The labor and delivery process has evolved immensely over the years in the types of procedures and use of medication. More patient focused than ever, the trends towards natural water births, pre-planned C-sections, and hiring doulas are likely to continue. However, while the physical toll a woman experiences in giving birth is obvious, the emotional and psychological burden is often carried alone and in secret. Women are talking about their struggles with postpartum depression and the traumas associated with giving birth. In lawsuits, women’s claims include being forced to undergo painful invasive vaginal procedures against their consent, feeling imprisoned to a bed for hours at a time, and even having their birthing plan completely ignored by staff. All of these indicate abuse at the hands of doctors and nurses whose primary focus is the birth of a child and not the woman in labor. Women should have the right to make choices about their bodies. This type of “obstetric violence” has led to an uptick in diagnoses of postpartum PTSD, which is often misdiagnosed as postpartum depression.

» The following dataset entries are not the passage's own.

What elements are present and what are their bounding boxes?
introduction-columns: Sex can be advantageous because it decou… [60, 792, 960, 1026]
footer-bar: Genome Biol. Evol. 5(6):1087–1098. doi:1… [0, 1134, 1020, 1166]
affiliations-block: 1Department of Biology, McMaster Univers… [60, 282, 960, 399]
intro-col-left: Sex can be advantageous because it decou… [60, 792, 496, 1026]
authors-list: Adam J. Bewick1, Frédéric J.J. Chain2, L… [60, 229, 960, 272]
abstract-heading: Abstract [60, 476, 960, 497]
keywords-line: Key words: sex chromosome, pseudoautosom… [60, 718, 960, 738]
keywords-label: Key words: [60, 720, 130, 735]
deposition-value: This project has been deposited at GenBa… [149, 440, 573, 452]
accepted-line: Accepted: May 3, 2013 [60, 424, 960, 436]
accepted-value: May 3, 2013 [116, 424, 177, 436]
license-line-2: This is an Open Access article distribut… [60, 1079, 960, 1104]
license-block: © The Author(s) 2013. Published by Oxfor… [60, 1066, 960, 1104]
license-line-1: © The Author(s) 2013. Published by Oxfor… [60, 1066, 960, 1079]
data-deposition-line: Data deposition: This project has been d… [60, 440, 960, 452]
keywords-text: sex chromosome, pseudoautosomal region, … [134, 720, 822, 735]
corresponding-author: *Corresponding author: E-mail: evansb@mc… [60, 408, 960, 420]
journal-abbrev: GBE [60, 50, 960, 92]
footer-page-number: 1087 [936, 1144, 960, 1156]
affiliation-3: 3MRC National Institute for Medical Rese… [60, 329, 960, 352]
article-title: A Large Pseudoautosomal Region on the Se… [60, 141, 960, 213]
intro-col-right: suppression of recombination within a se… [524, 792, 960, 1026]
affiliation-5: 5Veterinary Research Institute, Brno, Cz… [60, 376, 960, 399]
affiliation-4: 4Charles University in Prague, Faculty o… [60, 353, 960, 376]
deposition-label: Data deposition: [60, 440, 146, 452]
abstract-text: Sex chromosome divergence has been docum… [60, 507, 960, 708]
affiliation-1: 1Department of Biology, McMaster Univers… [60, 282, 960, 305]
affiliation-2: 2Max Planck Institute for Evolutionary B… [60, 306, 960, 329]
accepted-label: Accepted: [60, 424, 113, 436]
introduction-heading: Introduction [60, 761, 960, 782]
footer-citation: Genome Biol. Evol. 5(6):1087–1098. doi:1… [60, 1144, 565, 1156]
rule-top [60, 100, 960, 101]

This trauma has led a growing number of women to turn to alternative birth plans that avoid hospitals and put the mother in control of her birthing process. Many of these birthing plans occur in a tub or pool, filled with warm water, and incorporate types hypnotherapy and calming techniques to ensure a smooth and serene process. Proponents of this movement include midwives, who are trained in child birthing, and doulas, who assist and advocate for birthing women during the process, who emphasize that healthy women with uncomplicated pregnancies are usually more satisfied with the process than their previous births in hospitals. Natural water birth is praised for having lower cost, more freedom to choose medications or methods, less pain/anxiety, a comfortable and peaceful setting, and a personal connection to the process. However, critics argue that for difficult births, women who insist on natural water birth put both themselves and their baby at a higher risk for complications, or even death. If there is distress, bleeding, or other unknown conditions, the ability to get help and necessary care is more difficult and will take longer. In the UK, doctors are discussing a consent requirement for vaginal pirths beacause the risks of vaginal birth are so high and debating whether it should be the default option. Others discourage the notion that “natural birth is fulfilling while unnatural birth is traumatic” because it disenfranchises women who want to make the choice to have a C-section or epidural as part of their labor and delivery process. Regardless, experts agree natural water birth is a safe and successful birthing plan when well planned and executed.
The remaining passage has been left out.